DC1 and DC3 got out of sync

URGENT HELP NEEDED, Please!

We have a 2-region, 3-DC fdb cluster that seems getting out of sync between DC1 and DC3. When we query the primary_datacenter, we get an error.

fdb> get \xff/primaryDatacenter # (edited)
ERROR: Request for future version (1009)

Datacenter Version Difference is a huge number like 15079903111970.

How can we make it sync up?

We were upgrading the underlying Kubernetes host OS upon which we deployed fdb pods. That might have affected the db.

Your prompt help is highly appreciated.

primary_datacenter you have a typo there

Good catch, Sher.
I copied an old, wrong cmd. It should be like this:
fdb> get \xff/primaryDatacenter
ERROR: Request for future version (1009)

I edited my original post to eliminate confusion. Though our problem remains, thank you.

More details:

The DC version difference remains the same this morning.
Accessing “status json” takes longer and time out often.
A little change in status: from “Healthy (Repartitioning)” to “HEALING”.

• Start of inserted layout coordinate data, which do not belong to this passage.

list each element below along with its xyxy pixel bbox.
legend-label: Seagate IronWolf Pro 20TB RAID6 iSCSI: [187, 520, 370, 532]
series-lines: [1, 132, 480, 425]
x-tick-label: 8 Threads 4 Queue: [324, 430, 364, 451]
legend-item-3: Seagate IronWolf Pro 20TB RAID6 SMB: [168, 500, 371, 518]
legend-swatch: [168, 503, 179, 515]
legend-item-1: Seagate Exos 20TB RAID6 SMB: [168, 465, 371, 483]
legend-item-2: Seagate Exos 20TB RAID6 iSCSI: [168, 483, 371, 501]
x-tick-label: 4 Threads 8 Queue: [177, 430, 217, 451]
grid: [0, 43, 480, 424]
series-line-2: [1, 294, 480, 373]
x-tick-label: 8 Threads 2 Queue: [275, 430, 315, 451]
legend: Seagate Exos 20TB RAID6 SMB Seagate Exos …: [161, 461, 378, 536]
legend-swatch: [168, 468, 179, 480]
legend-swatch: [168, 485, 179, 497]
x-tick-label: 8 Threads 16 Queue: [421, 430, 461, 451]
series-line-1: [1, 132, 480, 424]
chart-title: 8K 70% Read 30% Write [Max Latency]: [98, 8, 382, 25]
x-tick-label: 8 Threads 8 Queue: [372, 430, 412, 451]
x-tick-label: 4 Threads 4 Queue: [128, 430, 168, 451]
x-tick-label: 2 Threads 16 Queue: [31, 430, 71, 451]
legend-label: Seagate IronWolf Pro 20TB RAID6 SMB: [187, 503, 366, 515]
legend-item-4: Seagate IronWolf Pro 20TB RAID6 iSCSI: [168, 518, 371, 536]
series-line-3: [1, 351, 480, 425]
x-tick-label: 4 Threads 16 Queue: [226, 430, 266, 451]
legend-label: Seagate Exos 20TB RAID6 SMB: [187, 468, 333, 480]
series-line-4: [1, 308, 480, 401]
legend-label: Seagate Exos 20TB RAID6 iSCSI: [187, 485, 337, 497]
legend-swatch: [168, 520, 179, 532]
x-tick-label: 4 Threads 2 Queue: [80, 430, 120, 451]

Last night the cluster was in this state:

Fault Tolerance - 1 zone (2 without data loss) …
Replication health - Healthy (Repartitioning.)
Moving data - 10.087 GB
Sum of key-value sizes - 3.988 TB
Disk space used - 31.838 TB

This morning:

Fault Tolerance - 1 zone (2 without data loss) …
Replication health - HEALING: Only two replicas remain of some data
Moving data - 19.634 GB
Sum of key-value sizes - 3.988 TB
Disk space used - 31.745 TB

We found that a TX pod has very high number (7000) of error msgs of severity 30 of Type=“TooManyConnectionsClosed” ". Here is an exmaple:

trace.10.104.218.193.4000.1603173783.uuesG5.0.1.xml:<Event Severity="30" Time="1603173806.861476" Type="TooManyConnectionsClosed" ID="0000000000000000" SuppressedEventCount="0" PeerAddr="10.175.151.130:4500:tls" Machine="10.104.218.193:4000" LogGroup="default" />

What does it mean?
What’s the proper action upon the pod?
Thanks.

We decided to restart the pod. After we shut down the bad-behaving pod/node, the fdb cluster recovered pretty quickly, from HEALING to Repartitioning to Rebalancing, and to totally Healthy, in about 5 mins.

The DC version difference returned to normal (<5M). The query in PrimaryDatacenter was fine. So the cluster is fine now.

1 Like